With the arrival of the Sephardim in the late 15th century, things changed. Populations in most of the Romaniote Jewish communities, those of Epirus, the Peloponnese and Crete excluded, had dwindled because of migration and were therefore absorbed into the culture of the Sephardim, whose traditions held sway. The most notable differences between Romaniote and Sephardim were in the language they used, their dress, food and form of religious observance. Even so, the Romaniote Jews were persistently more numerous until World War II in towns and cities like Arta, Preveza, Patras, Trikala, Volos, Chalkis and Chania.
The city of Ioannina was definitely the centre of the Romaniote Jewish population. It is generally assumed that an inscription was extant prior to 1800, which would have alluded to the existence of a synagogue since the 9th century C.E., almost coinciding with the founding of a city of the same name on the same site as present day Ioannina. Jews are known to have lived in Nikopolis, Aktio and Arta in the surrounding coastal area since late antiquity, and there is a clear historical reference to there having been a Jewish population in Ioannina under Andronicus II Palaeologus in the 14th century. The Byzantine era was a difficult time for the Jewish population of Ioannina because of frequent attacks from abroad, but also because of domestic imperial, administrative realignment and reclassification, which frequently heralded a change in attitudes towards Jews.

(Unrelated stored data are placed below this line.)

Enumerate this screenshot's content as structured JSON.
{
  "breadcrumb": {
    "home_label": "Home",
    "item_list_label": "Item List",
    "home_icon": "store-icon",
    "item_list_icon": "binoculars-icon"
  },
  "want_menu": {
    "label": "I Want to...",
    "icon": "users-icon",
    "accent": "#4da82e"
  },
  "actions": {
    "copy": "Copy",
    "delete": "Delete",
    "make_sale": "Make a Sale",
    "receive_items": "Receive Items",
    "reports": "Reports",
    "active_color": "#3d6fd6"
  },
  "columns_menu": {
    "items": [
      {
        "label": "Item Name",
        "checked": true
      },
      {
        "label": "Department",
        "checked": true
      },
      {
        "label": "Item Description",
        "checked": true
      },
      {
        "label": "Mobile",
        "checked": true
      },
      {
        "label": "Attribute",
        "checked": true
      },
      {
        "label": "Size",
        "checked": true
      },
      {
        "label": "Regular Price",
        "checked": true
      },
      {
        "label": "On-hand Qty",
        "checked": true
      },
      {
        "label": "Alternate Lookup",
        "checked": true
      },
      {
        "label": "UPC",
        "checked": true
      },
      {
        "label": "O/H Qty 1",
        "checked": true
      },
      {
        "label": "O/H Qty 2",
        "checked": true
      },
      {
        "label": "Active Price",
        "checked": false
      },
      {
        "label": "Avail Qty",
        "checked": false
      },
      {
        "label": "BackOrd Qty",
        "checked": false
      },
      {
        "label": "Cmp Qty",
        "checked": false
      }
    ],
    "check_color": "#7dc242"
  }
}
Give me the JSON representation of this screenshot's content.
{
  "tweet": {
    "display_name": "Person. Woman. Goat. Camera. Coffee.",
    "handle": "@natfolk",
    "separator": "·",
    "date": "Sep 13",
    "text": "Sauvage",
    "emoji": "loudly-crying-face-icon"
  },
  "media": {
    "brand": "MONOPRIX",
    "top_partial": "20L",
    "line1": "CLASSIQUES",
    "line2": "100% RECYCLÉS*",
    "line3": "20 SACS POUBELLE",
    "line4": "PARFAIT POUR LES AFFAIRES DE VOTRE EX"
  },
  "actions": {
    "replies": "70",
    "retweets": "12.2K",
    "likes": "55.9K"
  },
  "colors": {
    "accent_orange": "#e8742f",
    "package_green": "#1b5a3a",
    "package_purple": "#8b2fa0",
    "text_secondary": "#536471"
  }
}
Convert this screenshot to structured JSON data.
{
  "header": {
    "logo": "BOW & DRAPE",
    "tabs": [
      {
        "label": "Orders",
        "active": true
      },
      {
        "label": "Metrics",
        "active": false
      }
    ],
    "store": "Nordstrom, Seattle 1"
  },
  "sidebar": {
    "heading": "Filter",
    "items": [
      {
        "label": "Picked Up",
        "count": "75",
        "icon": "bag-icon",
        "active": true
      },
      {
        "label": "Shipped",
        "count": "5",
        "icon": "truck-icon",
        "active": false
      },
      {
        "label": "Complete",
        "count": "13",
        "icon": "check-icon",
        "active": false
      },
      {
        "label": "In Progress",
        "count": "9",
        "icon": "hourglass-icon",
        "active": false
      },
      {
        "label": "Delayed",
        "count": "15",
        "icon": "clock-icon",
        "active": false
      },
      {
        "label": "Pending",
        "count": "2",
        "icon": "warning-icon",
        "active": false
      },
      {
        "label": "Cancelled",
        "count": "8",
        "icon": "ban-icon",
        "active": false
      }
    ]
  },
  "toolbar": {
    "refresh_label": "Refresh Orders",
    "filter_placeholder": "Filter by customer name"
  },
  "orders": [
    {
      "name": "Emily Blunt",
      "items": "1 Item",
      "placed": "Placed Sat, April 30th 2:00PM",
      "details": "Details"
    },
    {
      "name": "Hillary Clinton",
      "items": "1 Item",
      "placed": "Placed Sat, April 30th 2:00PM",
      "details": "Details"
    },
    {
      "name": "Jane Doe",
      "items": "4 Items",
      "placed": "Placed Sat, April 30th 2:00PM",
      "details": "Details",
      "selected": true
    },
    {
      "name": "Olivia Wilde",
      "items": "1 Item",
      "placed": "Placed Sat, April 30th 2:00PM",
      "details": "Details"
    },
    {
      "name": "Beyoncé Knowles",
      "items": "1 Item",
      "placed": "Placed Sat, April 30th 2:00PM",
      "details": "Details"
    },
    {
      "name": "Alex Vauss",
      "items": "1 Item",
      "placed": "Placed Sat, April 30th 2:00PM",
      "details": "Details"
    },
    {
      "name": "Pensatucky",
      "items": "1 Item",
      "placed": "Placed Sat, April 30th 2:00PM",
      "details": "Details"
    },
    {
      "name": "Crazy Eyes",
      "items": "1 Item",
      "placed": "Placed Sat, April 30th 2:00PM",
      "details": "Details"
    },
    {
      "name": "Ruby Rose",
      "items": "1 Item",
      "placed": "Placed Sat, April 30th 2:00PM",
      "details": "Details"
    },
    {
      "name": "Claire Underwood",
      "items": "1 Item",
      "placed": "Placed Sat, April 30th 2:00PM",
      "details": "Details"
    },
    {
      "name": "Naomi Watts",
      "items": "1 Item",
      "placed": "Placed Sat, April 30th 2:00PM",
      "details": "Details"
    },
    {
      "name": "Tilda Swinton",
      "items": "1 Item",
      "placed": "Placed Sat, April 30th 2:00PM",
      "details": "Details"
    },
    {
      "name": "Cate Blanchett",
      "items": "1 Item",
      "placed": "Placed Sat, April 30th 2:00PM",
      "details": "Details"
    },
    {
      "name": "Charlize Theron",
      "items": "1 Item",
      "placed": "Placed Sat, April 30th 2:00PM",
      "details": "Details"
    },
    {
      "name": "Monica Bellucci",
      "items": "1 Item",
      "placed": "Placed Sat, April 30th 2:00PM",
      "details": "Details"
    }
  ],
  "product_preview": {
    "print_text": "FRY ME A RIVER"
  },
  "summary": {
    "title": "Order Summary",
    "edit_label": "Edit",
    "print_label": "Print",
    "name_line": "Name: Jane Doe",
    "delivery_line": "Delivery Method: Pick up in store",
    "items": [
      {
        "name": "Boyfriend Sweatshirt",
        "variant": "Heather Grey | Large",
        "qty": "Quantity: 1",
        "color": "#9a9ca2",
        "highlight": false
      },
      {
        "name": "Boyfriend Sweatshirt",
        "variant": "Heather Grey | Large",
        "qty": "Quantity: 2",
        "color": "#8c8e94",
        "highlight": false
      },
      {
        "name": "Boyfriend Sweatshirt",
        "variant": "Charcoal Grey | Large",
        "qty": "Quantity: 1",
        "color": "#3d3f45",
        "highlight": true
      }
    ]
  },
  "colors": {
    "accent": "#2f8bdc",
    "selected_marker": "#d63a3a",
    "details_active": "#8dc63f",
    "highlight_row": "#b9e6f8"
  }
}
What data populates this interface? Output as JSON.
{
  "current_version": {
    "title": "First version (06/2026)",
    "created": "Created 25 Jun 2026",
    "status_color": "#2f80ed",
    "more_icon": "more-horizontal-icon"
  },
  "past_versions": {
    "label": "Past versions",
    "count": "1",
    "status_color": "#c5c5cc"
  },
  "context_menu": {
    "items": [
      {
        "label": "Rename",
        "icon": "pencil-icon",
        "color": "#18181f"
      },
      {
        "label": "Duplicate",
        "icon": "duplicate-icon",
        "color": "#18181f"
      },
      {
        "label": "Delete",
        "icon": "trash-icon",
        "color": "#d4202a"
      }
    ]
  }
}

Jews were treated reasonably under Ottoman rule. They were allowed freedom of religious observance, given special privileges in trade and work, and they were allowed autonomy within their own communities. The Sephardim Jews settled in Ioannina in the 16th century, were assimilated into the Romaniote Population and were soon joined by others of the same faith from Southern Italy and Sicily. The Jewish population lived in their own quarter inside the city walls / fortification. This was by no means a ghetto; it was merely the Jewish quarter of the Ottoman city where, as in all Ottoman cities, every minority religious group had its own neighbourhoods. After 1611, the Jewish quarter within in the city walls, a district known as the “Castle” (Kastro) where the Old Synagogue still stands today, grew significantly.